Axe 2 : Liboko, un personnage tragique
Arg 1 : Liboko, un personnage tragique
Liboko est un personnage tragique mais pas seulement parce qu’il meurt dans le passage. Il l’est également parce
qu’il est à la fois victime et coupable : en effet il n’est pas seulement celui qui est tué par Orios, il a lui aussi pris part
à l’affrontement et a choisi son camp. Mais son sort est encore plus tragique parce qu’il est resté humain jusqu’au
bout. Alors qu’il reconnaît Sango Kerim, il ne peut se résoudre à le tuer. Malgré la haine qui anime les deux camps,
Liboko reste profondément attaché à son ami. Cela lui coûte la vie.
Arg 2 : le caractère néanmoins humain des personnages
On voit que la notion d’héroïsme varie en fonction des époques et des cultures. Liboko fait preuve de plus
d’humanité et semble moins constant dans ses choix : renonçant à frapper Sango Kerim, il renonce à défendre son
camp contre l’ennemi. Mais sa faculté d’aimer et de pardonner relève d’une autre forme d’héroïsme plus moderne.
L’euphémisme « la vie l’avait déjà quitté » l 33 atténue un temps la violence des combats.
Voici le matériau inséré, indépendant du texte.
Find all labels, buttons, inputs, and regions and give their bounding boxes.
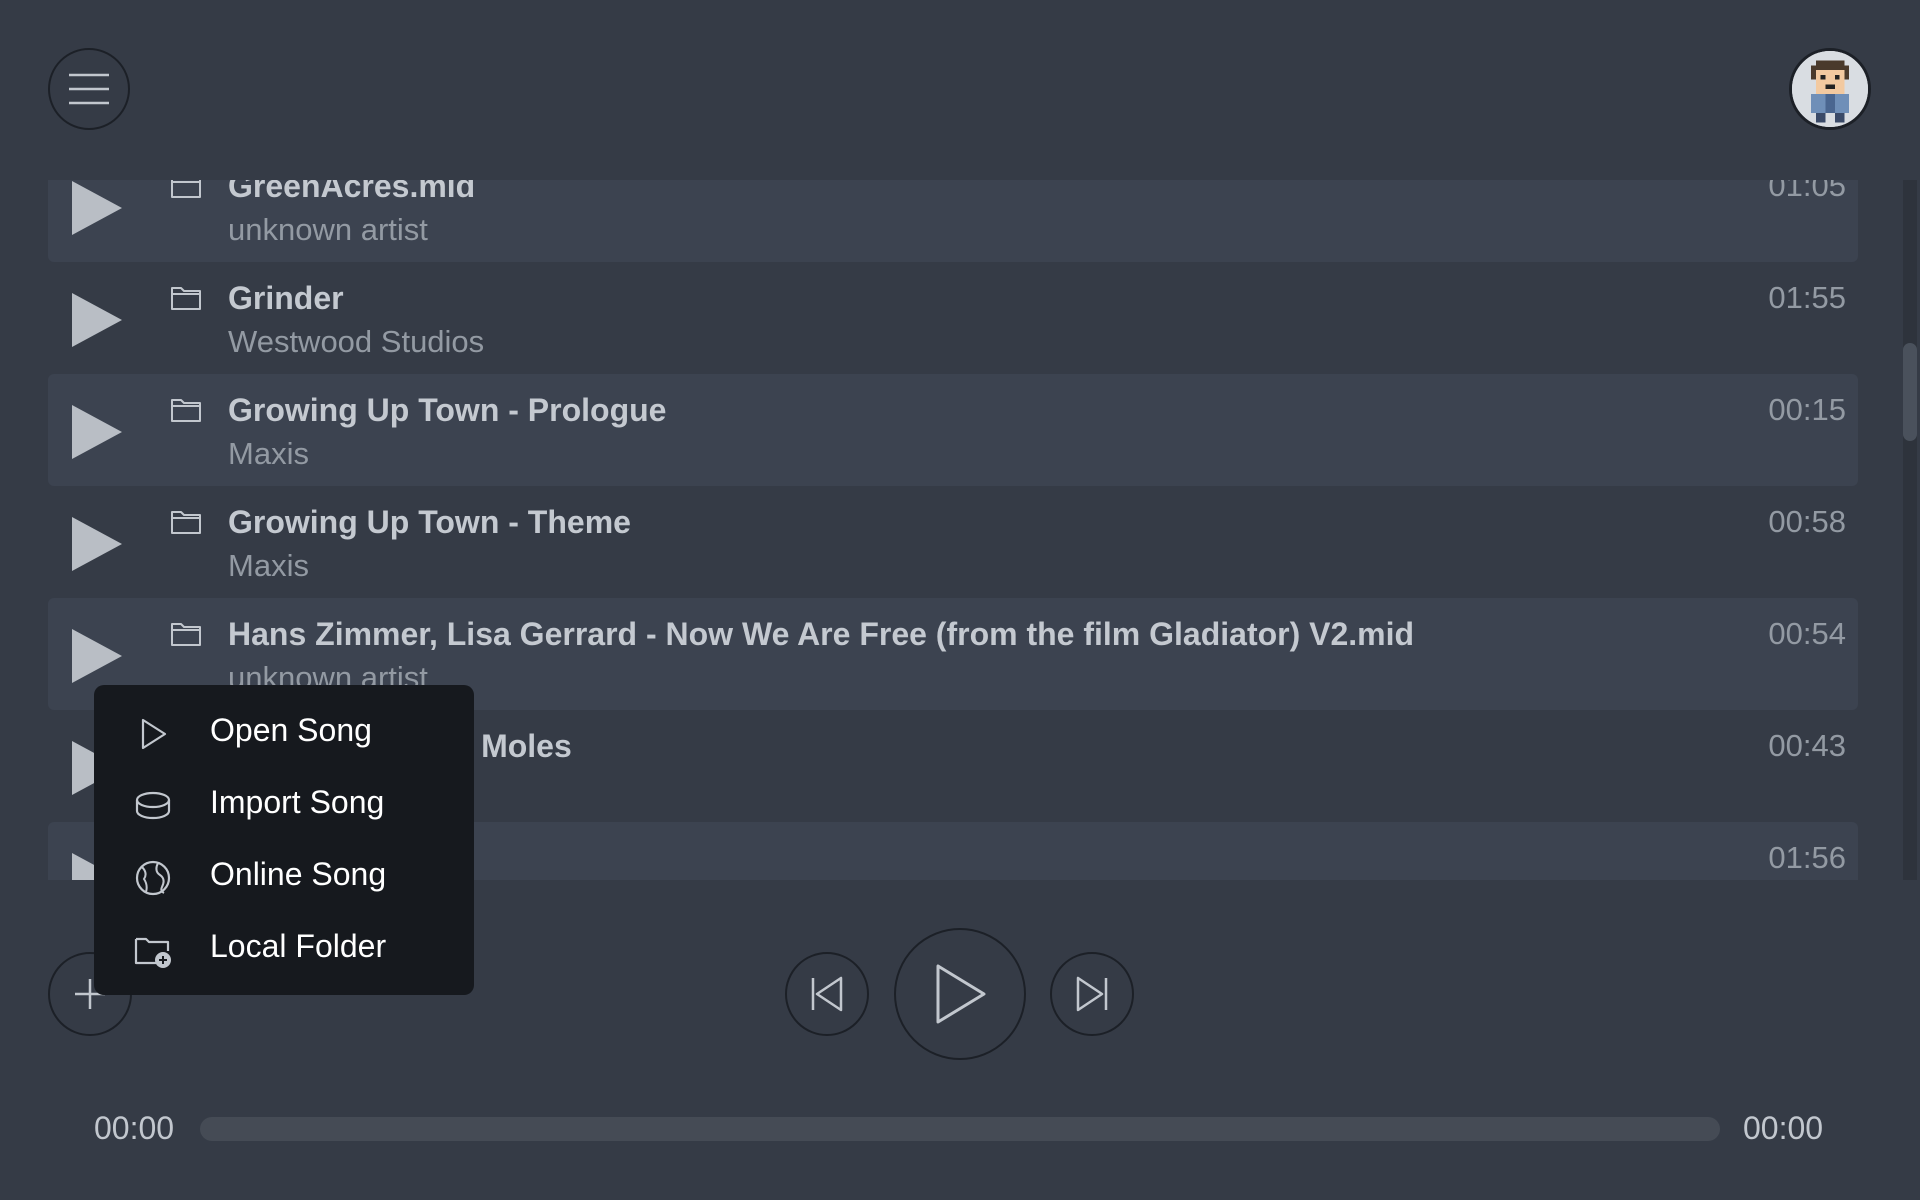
menu-button[interactable] [48,48,130,130]
play-pause-button[interactable] [894,928,1026,1060]
song-artist: Westwood Studios [228,324,485,359]
add-song-menu: Open Song Import Song Online Song Local … [94,685,474,995]
menu-item-import-song[interactable]: Import Song [94,769,474,841]
menu-item-label: Online Song [210,856,387,892]
progress-bar[interactable] [200,1117,1720,1141]
play-song-icon[interactable] [66,180,126,238]
song-row[interactable]: Grinder Westwood Studios 01:55 [48,262,1858,374]
menu-item-label: Open Song [210,712,372,748]
song-title: Growing Up Town - Theme [228,504,631,540]
song-title: Hans Zimmer, Lisa Gerrard - Now We Are F… [228,616,1415,652]
song-row[interactable]: Growing Up Town - Theme Maxis 00:58 [48,486,1858,598]
music-player-app: GreenAcres.mid unknown artist 01:05 Grinder… [0,0,1920,1200]
skip-next-icon [1076,976,1108,1012]
menu-item-label: Local Folder [210,928,387,964]
play-outline-icon [141,718,167,750]
skip-previous-icon [811,976,843,1012]
folder-icon[interactable] [170,284,202,312]
song-duration: 01:05 [1768,180,1846,203]
menu-item-open-song[interactable]: Open Song [94,697,474,769]
play-song-icon[interactable] [66,290,126,350]
globe-icon [135,860,171,896]
song-duration: 00:43 [1768,728,1846,763]
next-track-button[interactable] [1050,952,1134,1036]
play-icon [936,964,986,1024]
menu-item-label: Import Song [210,784,385,820]
play-song-icon[interactable] [66,402,126,462]
song-duration: 00:54 [1768,616,1846,651]
elapsed-time: 00:00 [94,1110,175,1146]
song-title: GreenAcres.mid [228,180,476,204]
folder-icon[interactable] [170,508,202,536]
user-avatar[interactable] [1789,48,1871,130]
song-title: Grinder [228,280,344,316]
folder-icon[interactable] [170,396,202,424]
folder-icon[interactable] [170,180,202,200]
song-artist: Maxis [228,548,309,583]
song-duration: 01:55 [1768,280,1846,315]
song-row[interactable]: Growing Up Town - Prologue Maxis 00:15 [48,374,1858,486]
song-artist: unknown artist [228,212,428,247]
menu-item-local-folder[interactable]: Local Folder [94,913,474,985]
song-title: Growing Up Town - Prologue [228,392,667,428]
menu-item-online-song[interactable]: Online Song [94,841,474,913]
song-artist: Maxis [228,436,309,471]
song-duration: 00:15 [1768,392,1846,427]
folder-icon[interactable] [170,620,202,648]
previous-track-button[interactable] [785,952,869,1036]
scrollbar-thumb[interactable] [1903,343,1917,441]
song-duration: 00:58 [1768,504,1846,539]
disc-icon [135,791,171,820]
play-song-icon[interactable] [66,514,126,574]
song-row[interactable]: GreenAcres.mid unknown artist 01:05 [48,180,1858,262]
song-duration: 01:56 [1768,840,1846,875]
scrollbar-track[interactable] [1903,180,1917,880]
play-song-icon[interactable] [66,626,126,686]
hamburger-menu-icon [69,73,109,105]
total-time: 00:00 [1743,1110,1824,1146]
pixel-avatar-icon [1792,51,1868,127]
folder-add-icon [134,937,171,968]
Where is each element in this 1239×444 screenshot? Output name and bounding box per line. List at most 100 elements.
L’humanité de Liboko se manifeste de manière inattendue. L’adverbe « soudain » l 25, l’intervention du passé simple
« il suspendit », l 25, l’accumulation de phrases brèves et nominales à partir de la ligne 25 semblent marquer un
temps d’arrêt. L’action s’interrompt brutalement et le guerrier redevient un homme devant Sango Kerim, jadis son
ami. (« le visage de cet homme ….son ami »). Les bras cessent de frapper (« il ne pouvait se résoudre à frapper » l 30,
les yeux se croisent ( « leurs yeux se croisèrent » l 28), les visages se sourient avec douceur (« il sourit doucement ») l
30 et les larmes, si proprement humaines rejaillissent : Sango Kerim « pleur[e] sur Liboko. La métamorphose des
féroces guerriers en êtres humains contribue au registre pathétique. C’est au moment où de tendres sentiments
renaissent que la barbarie s’acharne : l’amitié est anéantie sous les coups d’Orios. Les héros, soudain fragilisés par le
brusque retour de leurs émotions d’antan, sont vaincus sans pitié et c’est au moment où l’on voit apparaître une
lueur de paix que la guerre s’impose de plus belle. Le lexique hyperbolique de la violence physique et morale est à la
fois source de compassion et de dégoût : Orios « écrasa » le visage de Liboko qui « s’affaissa » puis s’ « effondra » à
genoux.
Conclusion :
Gaudé a emprunté pour ce passage les ressorts des scènes de bataille des récits antiques. Dans les deux extraits, il
s’agit de corps à corps qui se terminent dans le sang. Rien n’est épargné au lecteur des coups et de la souffrance
physique et morale des héros.
Ouverture : passage à rapprocher de Troie de Wolfgang Peterson et L’Iliade ( VIIIème av. J-C.) d’Homère.